3.2.6

Determining Parallelism in Loops

Basic Principles

  • Basic Rule: A loop can be executed in parallel if the result is the same as that of sequential execution.

  • Importance of Consistency: Must ensure that no execution with any number of threads produces incorrect results.

    • Avoiding Errors: A program that runs correctly 99.9% of the time can still fail occasionally, complicating debugging.

Extended Considerations

  • To address the concept of "always," envision executing with an infinite number of threads that can modify their speed or state at will.

  • Rules of Thumb for Determining Parallel Loops:

    • Certain patterns can help in quickly deciding whether the loop is parallelizable.

  • Upcoming Content:

    • Introduction to OpenMP constructs that enable parallelization of loops not deemed parallel initially.

    • Techniques for refactoring code.

Simple Rules for Parallelization

  • Conditions for Safe Parallelization: A loop can be parallelized if:

    • (A) The loop reads from some arrays and writes to others without any shared array.

    • (B) Each iteration targets a unique portion of an output array.

  • Example Code Snippets:

    #pragma omp parallel for
    for (i = 1; i < N; i++)  
        B[i] = A[i-1] + A[i+1];
    
    #pragma omp parallel for  
    for (i = 1; i < N; i++)  
        B[i] = x * A[i-1];
  • Note: If the criteria do not apply, parallel execution might still be feasible.

When a Loop is Not Parallelizable

  • Non-Parallel Conditions: A loop is not suitable for parallel execution if:

    • One iteration writes to a variable that the next iteration reads.

    • A subsequent iteration reads a location that an earlier iteration has written to.

    • A later iteration writes to a variable while an earlier iteration reads it.
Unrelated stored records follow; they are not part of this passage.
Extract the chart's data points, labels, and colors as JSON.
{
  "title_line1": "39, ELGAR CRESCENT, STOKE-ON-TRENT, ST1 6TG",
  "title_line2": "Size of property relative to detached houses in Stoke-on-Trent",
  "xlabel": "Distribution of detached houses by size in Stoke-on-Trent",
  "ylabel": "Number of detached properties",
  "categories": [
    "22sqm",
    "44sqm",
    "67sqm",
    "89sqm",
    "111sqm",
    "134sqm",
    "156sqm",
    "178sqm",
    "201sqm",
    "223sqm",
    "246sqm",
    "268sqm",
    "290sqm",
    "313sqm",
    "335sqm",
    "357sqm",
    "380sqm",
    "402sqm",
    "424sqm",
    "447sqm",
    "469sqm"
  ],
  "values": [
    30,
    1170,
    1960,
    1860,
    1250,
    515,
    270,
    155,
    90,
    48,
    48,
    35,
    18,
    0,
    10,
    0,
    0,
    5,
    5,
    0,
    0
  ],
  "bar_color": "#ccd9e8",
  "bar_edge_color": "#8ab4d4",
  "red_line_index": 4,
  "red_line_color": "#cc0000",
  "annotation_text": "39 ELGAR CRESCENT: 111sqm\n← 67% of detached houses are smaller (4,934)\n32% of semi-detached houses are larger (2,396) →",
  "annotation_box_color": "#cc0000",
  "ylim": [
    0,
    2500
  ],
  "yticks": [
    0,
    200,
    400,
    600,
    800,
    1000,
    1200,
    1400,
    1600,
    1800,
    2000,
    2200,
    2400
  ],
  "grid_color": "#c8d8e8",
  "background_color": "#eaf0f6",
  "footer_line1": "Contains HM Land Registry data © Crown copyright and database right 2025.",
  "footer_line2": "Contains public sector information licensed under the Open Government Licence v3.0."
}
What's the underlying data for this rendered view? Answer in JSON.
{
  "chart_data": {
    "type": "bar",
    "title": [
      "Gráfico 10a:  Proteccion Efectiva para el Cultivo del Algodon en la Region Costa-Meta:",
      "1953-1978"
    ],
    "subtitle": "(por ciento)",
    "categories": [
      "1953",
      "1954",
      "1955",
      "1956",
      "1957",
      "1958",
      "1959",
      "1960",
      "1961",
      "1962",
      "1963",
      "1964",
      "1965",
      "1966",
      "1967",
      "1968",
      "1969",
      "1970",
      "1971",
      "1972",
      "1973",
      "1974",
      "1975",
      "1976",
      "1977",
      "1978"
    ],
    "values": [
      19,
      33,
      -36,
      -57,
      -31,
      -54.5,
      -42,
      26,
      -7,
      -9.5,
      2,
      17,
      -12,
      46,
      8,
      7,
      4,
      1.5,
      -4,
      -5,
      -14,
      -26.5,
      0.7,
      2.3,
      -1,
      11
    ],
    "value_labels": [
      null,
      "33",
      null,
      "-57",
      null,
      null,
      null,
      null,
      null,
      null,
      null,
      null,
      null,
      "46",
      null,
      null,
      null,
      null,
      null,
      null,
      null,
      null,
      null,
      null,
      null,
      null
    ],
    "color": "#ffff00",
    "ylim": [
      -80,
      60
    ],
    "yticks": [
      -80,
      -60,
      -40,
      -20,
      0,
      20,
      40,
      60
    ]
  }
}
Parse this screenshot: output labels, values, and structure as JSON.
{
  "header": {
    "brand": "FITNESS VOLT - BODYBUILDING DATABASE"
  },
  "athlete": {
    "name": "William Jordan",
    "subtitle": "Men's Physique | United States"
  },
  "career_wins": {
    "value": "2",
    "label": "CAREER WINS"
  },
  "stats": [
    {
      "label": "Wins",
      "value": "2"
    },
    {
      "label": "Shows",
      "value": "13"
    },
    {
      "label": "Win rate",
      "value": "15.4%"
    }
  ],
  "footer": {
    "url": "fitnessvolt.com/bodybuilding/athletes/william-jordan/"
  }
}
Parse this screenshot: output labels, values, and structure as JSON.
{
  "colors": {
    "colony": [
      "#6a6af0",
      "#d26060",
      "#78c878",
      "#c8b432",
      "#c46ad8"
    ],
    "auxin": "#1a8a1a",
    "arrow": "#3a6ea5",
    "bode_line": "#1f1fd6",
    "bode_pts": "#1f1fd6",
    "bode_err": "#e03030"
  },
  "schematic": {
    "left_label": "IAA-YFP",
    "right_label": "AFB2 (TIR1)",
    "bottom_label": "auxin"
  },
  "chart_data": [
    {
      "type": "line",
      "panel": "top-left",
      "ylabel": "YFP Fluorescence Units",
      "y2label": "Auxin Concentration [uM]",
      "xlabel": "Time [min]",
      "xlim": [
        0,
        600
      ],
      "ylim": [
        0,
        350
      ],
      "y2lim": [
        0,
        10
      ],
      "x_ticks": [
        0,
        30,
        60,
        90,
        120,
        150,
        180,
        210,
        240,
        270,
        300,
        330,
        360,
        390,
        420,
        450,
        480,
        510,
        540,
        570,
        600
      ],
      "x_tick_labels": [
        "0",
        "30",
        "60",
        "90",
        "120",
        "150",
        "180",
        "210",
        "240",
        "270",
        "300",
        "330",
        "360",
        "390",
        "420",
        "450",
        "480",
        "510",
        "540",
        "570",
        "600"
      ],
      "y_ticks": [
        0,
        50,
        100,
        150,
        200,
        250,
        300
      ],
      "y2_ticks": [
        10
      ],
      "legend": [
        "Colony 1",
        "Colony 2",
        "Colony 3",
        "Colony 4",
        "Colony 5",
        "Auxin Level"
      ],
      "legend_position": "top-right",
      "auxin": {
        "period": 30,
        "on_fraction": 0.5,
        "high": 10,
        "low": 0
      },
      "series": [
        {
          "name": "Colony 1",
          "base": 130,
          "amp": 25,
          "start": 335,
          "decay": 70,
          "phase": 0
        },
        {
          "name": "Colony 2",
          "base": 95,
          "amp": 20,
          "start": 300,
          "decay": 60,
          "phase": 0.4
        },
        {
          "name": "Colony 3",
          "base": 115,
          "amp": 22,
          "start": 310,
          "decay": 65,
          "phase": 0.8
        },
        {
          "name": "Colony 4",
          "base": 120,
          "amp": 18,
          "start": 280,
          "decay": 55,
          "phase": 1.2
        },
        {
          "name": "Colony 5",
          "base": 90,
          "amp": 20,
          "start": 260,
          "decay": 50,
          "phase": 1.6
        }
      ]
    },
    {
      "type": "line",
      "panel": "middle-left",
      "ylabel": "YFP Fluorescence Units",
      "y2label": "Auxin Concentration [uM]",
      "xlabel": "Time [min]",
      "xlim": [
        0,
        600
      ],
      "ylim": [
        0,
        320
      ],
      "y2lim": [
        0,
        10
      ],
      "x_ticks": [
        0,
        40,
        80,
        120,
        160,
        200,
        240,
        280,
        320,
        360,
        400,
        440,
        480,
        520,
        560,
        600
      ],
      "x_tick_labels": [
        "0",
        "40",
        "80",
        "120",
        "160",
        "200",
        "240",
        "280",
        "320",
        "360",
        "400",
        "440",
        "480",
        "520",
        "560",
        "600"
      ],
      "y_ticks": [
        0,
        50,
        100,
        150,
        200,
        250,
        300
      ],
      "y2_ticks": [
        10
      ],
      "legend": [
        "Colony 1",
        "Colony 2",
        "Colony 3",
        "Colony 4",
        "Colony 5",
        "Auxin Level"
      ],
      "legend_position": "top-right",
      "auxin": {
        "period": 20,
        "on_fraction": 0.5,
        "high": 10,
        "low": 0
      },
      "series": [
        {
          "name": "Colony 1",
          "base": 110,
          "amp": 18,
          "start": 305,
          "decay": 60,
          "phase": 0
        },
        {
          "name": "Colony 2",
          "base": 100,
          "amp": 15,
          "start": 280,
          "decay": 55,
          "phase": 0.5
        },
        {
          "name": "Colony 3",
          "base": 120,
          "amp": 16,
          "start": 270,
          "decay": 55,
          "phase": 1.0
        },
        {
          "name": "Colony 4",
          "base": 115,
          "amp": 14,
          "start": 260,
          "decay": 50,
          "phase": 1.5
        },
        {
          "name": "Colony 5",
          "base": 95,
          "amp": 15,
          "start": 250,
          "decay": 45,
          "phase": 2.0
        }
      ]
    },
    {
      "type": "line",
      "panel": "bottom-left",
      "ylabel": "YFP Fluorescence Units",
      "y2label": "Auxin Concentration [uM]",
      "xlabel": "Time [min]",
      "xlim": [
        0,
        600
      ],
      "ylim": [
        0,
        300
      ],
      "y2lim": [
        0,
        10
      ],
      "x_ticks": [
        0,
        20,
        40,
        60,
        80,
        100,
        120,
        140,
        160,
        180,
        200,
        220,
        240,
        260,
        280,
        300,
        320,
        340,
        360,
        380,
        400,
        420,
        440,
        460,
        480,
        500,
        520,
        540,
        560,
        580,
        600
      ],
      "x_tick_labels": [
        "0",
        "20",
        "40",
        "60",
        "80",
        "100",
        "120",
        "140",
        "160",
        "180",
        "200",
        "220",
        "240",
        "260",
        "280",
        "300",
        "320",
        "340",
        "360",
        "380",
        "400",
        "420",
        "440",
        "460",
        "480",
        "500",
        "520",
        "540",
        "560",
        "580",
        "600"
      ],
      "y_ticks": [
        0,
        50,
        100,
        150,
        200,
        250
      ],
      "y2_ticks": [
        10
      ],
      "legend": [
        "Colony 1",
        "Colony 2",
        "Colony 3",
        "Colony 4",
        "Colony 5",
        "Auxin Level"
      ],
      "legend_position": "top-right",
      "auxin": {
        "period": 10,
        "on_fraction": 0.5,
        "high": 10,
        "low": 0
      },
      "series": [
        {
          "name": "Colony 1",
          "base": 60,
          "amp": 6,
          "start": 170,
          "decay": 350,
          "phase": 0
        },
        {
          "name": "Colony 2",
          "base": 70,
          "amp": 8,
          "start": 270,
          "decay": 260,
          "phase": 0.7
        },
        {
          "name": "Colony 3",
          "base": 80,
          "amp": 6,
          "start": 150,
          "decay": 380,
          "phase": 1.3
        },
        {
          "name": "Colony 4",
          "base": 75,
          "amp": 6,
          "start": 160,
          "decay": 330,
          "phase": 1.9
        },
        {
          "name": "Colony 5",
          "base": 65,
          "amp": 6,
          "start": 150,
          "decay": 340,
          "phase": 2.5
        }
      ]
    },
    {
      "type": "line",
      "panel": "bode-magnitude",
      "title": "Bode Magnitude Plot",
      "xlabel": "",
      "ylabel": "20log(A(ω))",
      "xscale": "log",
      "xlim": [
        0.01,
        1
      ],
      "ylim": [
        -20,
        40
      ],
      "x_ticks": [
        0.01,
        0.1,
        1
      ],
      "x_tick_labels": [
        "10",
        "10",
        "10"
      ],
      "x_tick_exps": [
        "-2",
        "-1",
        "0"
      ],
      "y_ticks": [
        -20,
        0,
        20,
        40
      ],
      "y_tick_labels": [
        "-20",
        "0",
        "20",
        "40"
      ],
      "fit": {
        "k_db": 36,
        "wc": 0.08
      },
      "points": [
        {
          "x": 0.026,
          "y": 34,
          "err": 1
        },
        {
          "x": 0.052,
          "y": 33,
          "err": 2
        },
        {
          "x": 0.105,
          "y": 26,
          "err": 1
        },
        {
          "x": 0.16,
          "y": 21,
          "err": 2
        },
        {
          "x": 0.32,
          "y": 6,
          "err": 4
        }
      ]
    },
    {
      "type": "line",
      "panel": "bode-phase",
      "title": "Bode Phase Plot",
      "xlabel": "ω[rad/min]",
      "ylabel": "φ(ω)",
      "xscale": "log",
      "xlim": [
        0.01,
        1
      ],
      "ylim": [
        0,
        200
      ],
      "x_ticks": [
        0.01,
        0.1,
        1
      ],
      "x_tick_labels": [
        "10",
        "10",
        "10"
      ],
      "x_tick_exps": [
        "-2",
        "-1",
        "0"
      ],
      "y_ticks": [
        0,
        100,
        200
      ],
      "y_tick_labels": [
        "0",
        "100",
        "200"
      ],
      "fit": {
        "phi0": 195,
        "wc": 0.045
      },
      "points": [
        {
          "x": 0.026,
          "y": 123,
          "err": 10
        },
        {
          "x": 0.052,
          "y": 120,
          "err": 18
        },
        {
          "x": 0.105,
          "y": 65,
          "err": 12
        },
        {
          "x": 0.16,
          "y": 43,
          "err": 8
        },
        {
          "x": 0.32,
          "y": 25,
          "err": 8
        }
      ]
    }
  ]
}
  • Example Non-Parallel Code Snippet:

    #pragma omp parallel for  
    for (i = 1; i < N; i++)  
        B[i-1] = x * A[i] * B[i];

Application of Simple Rules

Parallelization Decisions

  • Assessing parallelizability:

    • Yes (for conditions A and B)

    • No (for variable writes followed by activity in later iterations)

  • Examples & Decisions:

    Loop Code

    Parallelizable

    for (i = 1; i < N; i++) B[i] += A[i];

    Yes

    for (i = 1; i < N; i++) B[0] += A[i-1];

    No

    for (i = 1; i < N; i++) A[N-i] += A[i-1];

    No

    for (i = 0; i < N; i++) A[i] += A[(i-N/2)%N];

    No

Conclusion

  • The examination of how loops can be parallelized involves an understanding of reading and writing dependencies, ensuring safety in execution, and recognizing patterns for optimization.